Wuppertal: 20 Jahre Wupper Theater

Freie Theater haben es nicht leicht und müssen immer um ihre Unterstützung kämpfen. Umso erstaunlicher, wenn es eine Truppe geschafft hat, 20 Jahre zu überleben. Am Freitag feiert das deutsch-türkische Wupper Theater Jubiläum.

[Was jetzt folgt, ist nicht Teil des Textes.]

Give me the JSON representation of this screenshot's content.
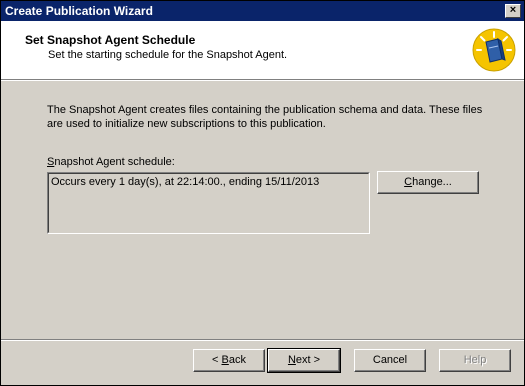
{
  "window": {
    "title": "Create Publication Wizard",
    "close_label": "×"
  },
  "header": {
    "title": "Set Snapshot Agent Schedule",
    "subtitle": "Set the starting schedule for the Snapshot Agent.",
    "icon": "wizard-book-icon"
  },
  "body": {
    "intro": "The Snapshot Agent creates files containing the publication schema and data. These files are used to initialize new subscriptions to this publication.",
    "schedule_label": {
      "mnemonic": "S",
      "rest": "napshot Agent schedule:"
    },
    "schedule_value": "Occurs every 1 day(s), at 22:14:00., ending 15/11/2013",
    "change_button": {
      "mnemonic": "C",
      "rest": "hange..."
    }
  },
  "footer": {
    "back": {
      "prefix": "< ",
      "mnemonic": "B",
      "rest": "ack"
    },
    "next": {
      "mnemonic": "N",
      "rest": "ext >"
    },
    "cancel": "Cancel",
    "help": "Help"
  },
  "colors": {
    "titlebar": "#0a246a",
    "dialog": "#d4d0c8",
    "badge": "#f5c400"
  }
}
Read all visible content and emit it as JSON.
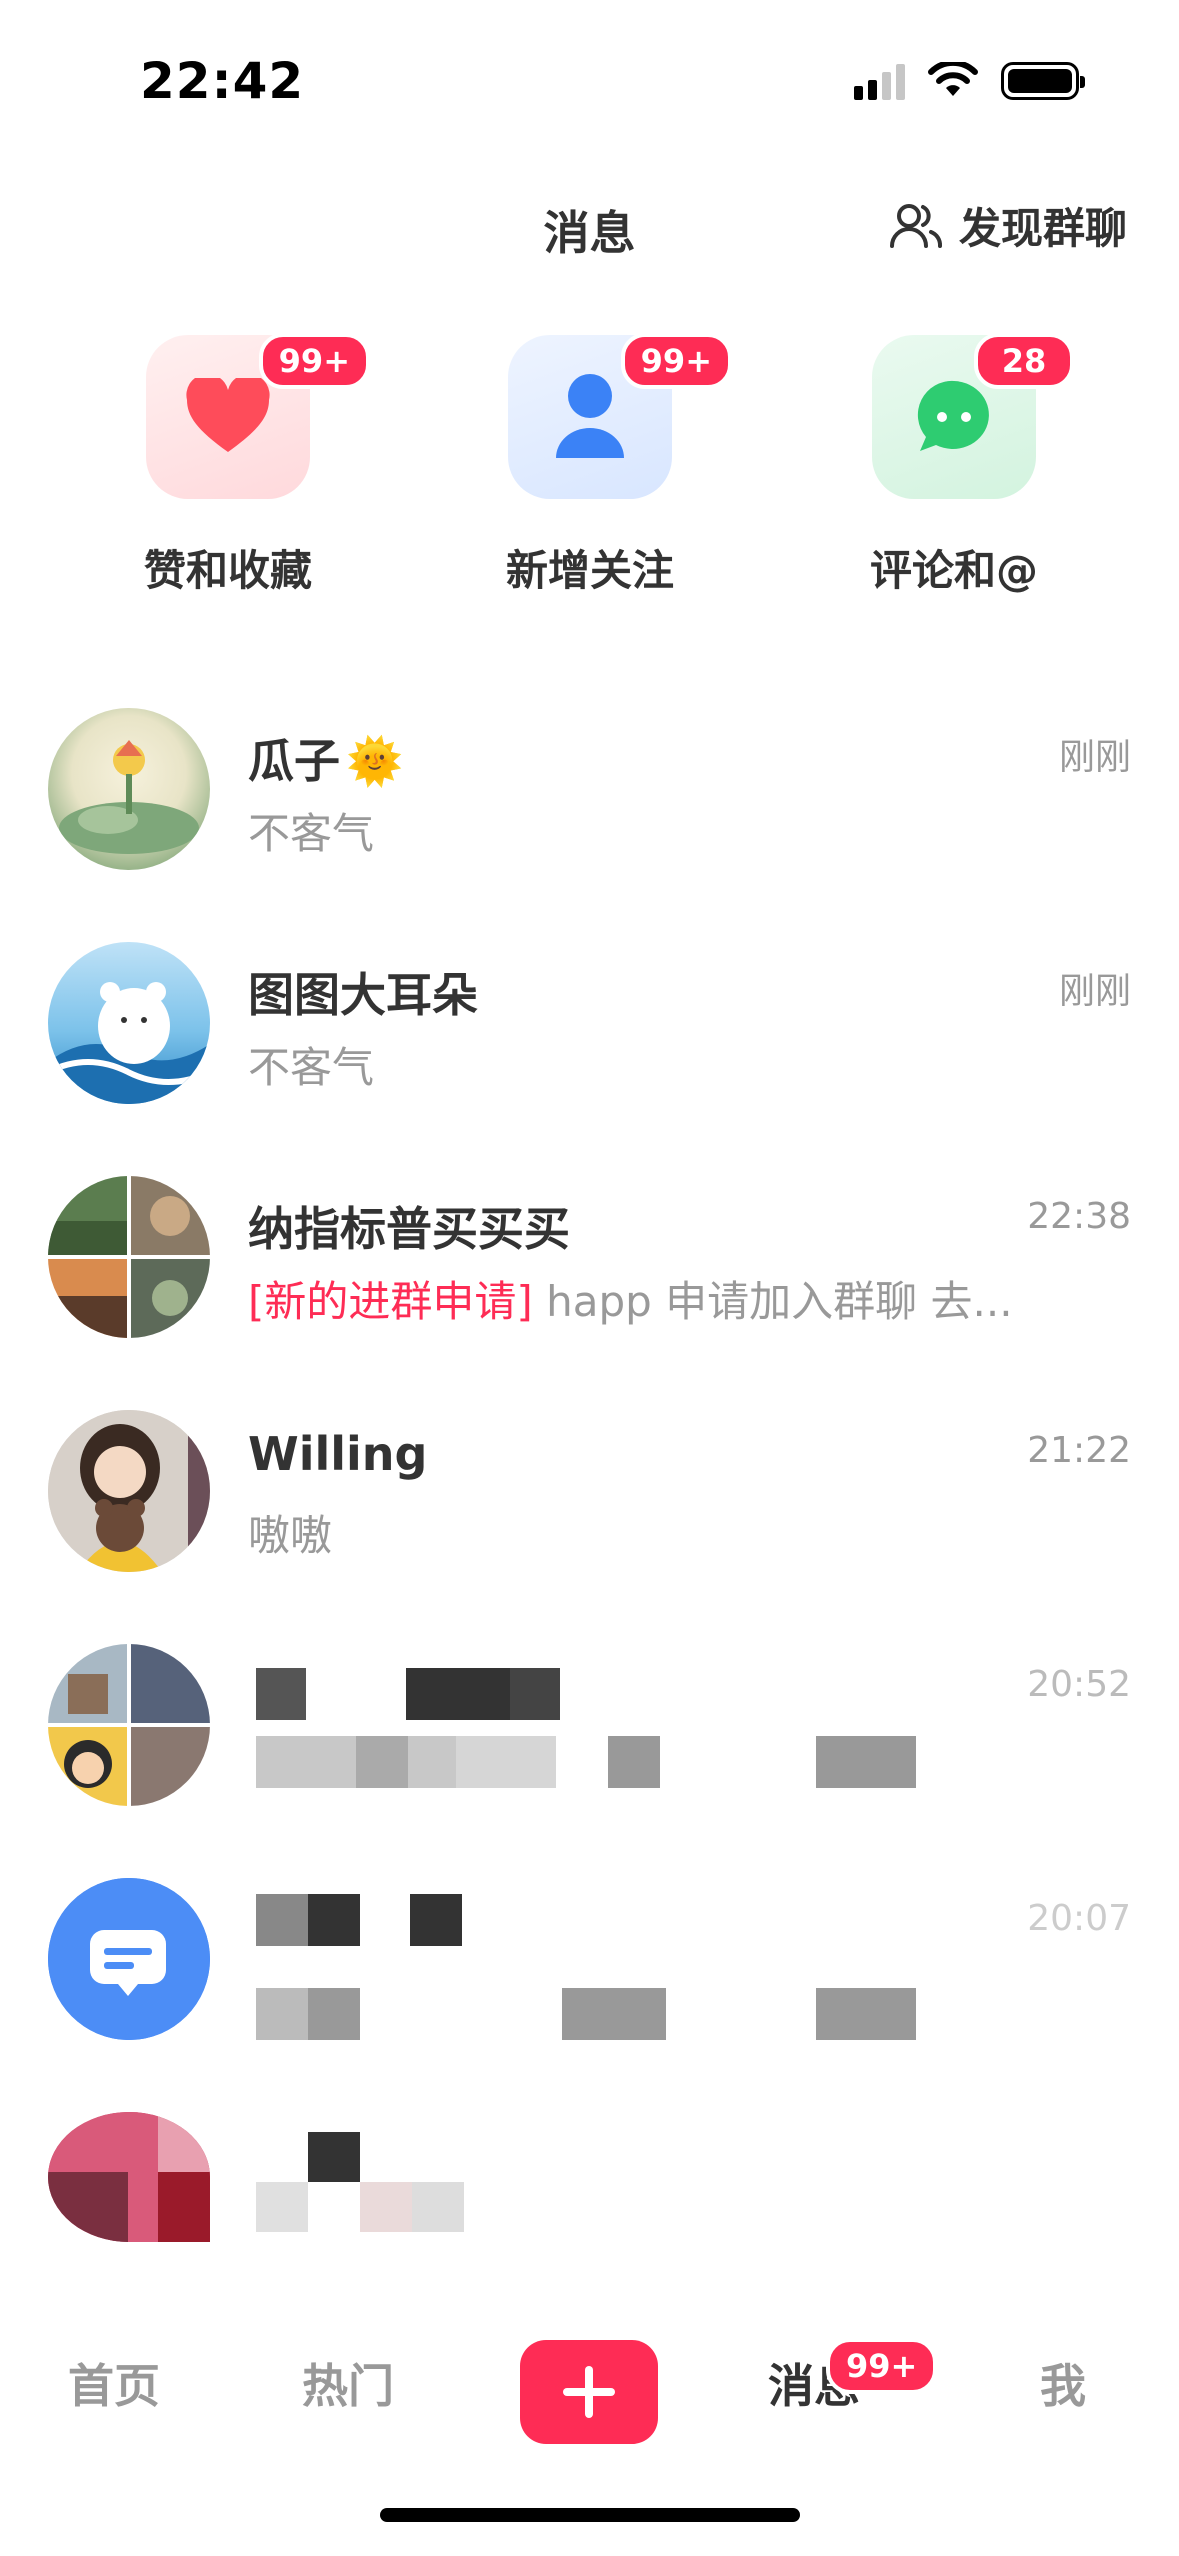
{
  "status_bar": {
    "time": "22:42"
  },
  "header": {
    "title": "消息",
    "discover_label": "发现群聊"
  },
  "shortcuts": [
    {
      "label": "赞和收藏",
      "badge": "99+",
      "icon": "heart-icon",
      "color": "#fe4c5a"
    },
    {
      "label": "新增关注",
      "badge": "99+",
      "icon": "person-icon",
      "color": "#3b82f6"
    },
    {
      "label": "评论和@",
      "badge": "28",
      "icon": "chat-bubble-icon",
      "color": "#2ecc71"
    }
  ],
  "chats": [
    {
      "name": "瓜子",
      "emoji": "🌞",
      "preview": "不客气",
      "time": "刚刚"
    },
    {
      "name": "图图大耳朵",
      "preview": "不客气",
      "time": "刚刚"
    },
    {
      "name": "纳指标普买买买",
      "preview_tag": "[新的进群申请]",
      "preview": " happ 申请加入群聊 去...",
      "time": "22:38"
    },
    {
      "name": "Willing",
      "preview": "嗷嗷",
      "time": "21:22"
    },
    {
      "time": "20:52"
    },
    {
      "time": "20:07"
    }
  ],
  "bottom_nav": {
    "items": [
      "首页",
      "热门",
      "消息",
      "我"
    ],
    "messages_badge": "99+"
  },
  "colors": {
    "accent": "#fe2c55"
  }
}
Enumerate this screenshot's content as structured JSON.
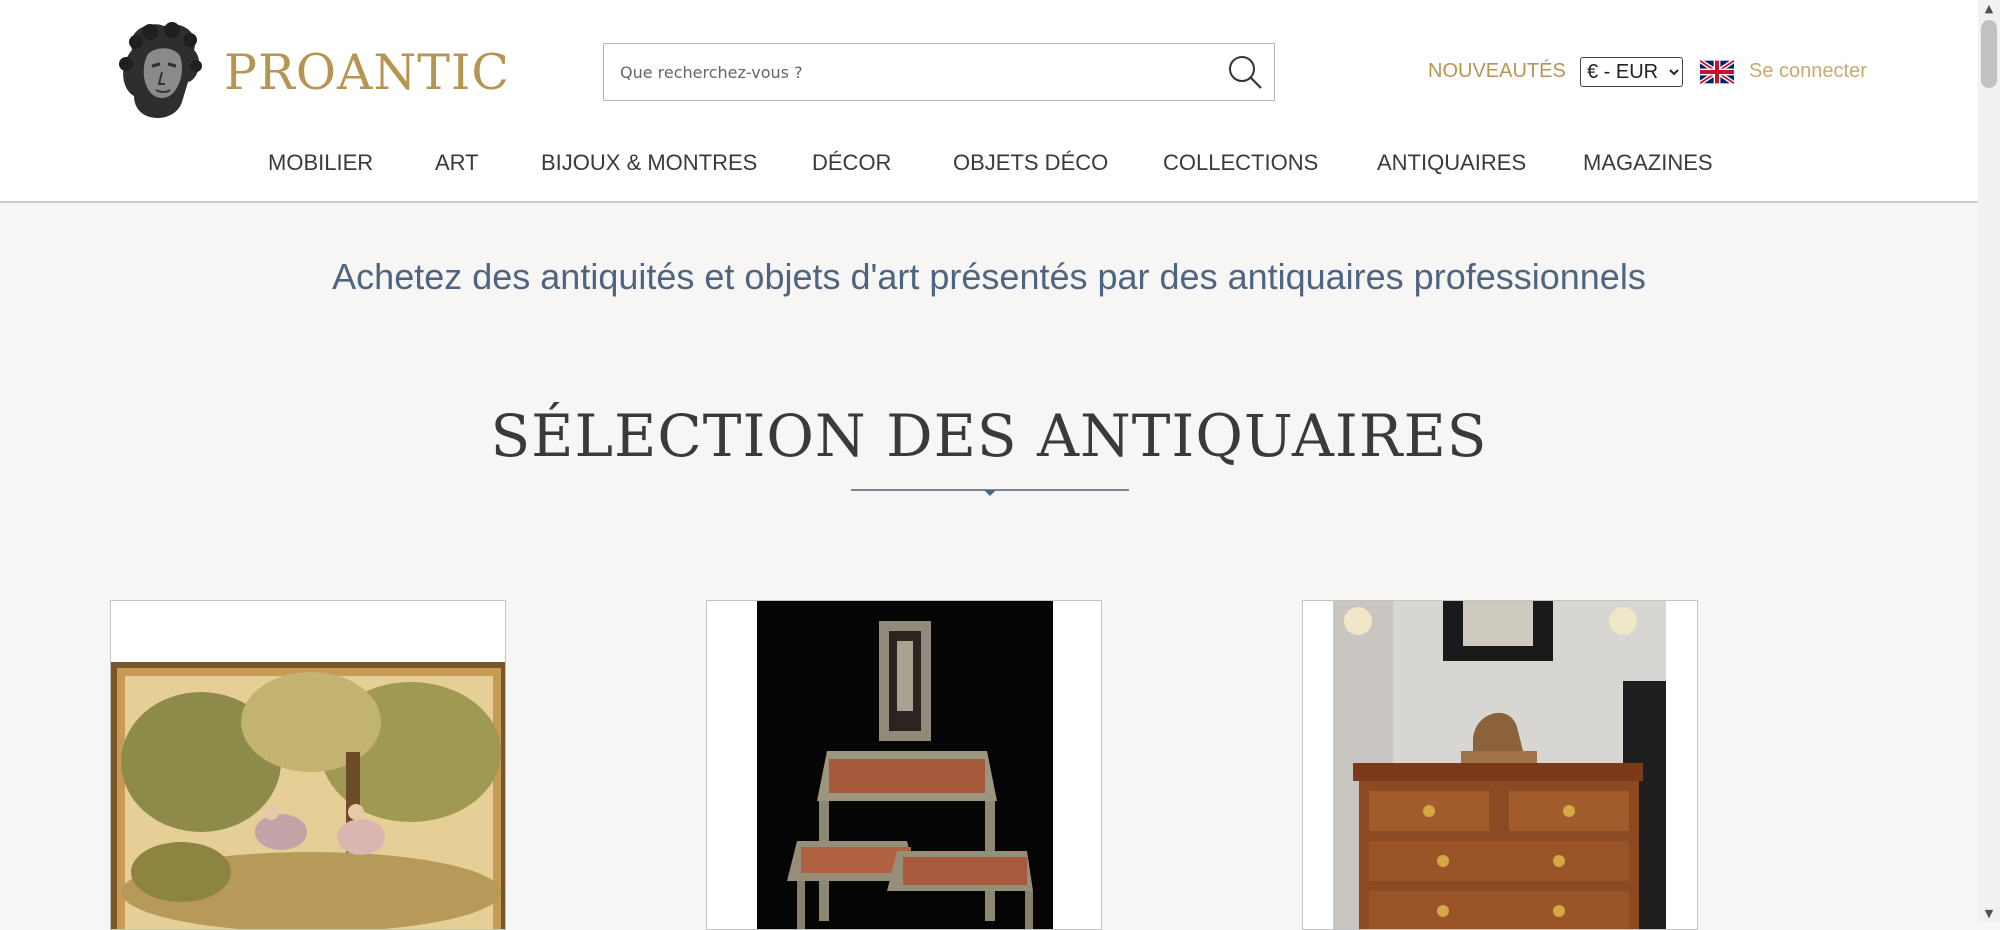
{
  "brand": {
    "name": "PROANTIC",
    "gold": "#b69552",
    "accent_blue": "#4e6582"
  },
  "header": {
    "search": {
      "placeholder": "Que recherchez-vous ?",
      "value": ""
    },
    "nouveautes_label": "NOUVEAUTÉS",
    "currency": {
      "selected": "€ - EUR",
      "options": [
        "€ - EUR"
      ]
    },
    "language_flag": "uk-flag-icon",
    "login_label": "Se connecter"
  },
  "nav": {
    "items": [
      {
        "label": "MOBILIER"
      },
      {
        "label": "ART"
      },
      {
        "label": "BIJOUX & MONTRES"
      },
      {
        "label": "DÉCOR"
      },
      {
        "label": "OBJETS DÉCO"
      },
      {
        "label": "COLLECTIONS"
      },
      {
        "label": "ANTIQUAIRES"
      },
      {
        "label": "MAGAZINES"
      }
    ]
  },
  "main": {
    "tagline": "Achetez des antiquités et objets d'art présentés par des antiquaires professionnels",
    "section_title": "SÉLECTION DES ANTIQUAIRES",
    "products": [
      {
        "image": "tapestry-image"
      },
      {
        "image": "chairs-image"
      },
      {
        "image": "commode-image"
      }
    ]
  },
  "icons": {
    "search": "search-icon",
    "logo": "bust-logo-icon",
    "divider": "diamond-divider-icon"
  }
}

Etwa zehn Theaterprofis, Schauspieler, Regisseure und Bühnenbildner, hatten 1990 die Idee, ein interkulturelles, zweisprachiges Theater zu gründen. Die erste Produktion "Der Wolf, die Lämmer und die Geißlein" war ein interaktives Kinderstück, das auf dem bekannten Märchen basiert, das es auch in der Türkei gibt. Die Geißen sprachen deutsch, die Lämmer türkisch und der Wolf beides. "Das Stück haben wir aus eigener Kraft entwickelt. So konnten die Zuschauer uns und unsere Intention von Theater kennenlernen", sagt Barbara Krott. Die Bühnen- und Kostümbildnerin, die früher an den Wuppertaler Bühnen gearbeitet hat, gehört mit zu den Gründungsmitgliedern des Wupper Theaters und kümmert sich von Anfang an um die Konzeption sowie um die Finanzen. Seit 2010 wird sie dabei von Schauspielerin Lilay Huser ("Alemanya") unterstützt, die ebenfalls 1991 die Truppe mitgründete. Regisseur Meray Ülgen sowie Schauspieler Vedat Erincin waren ebenfalls von Anfang an dabei.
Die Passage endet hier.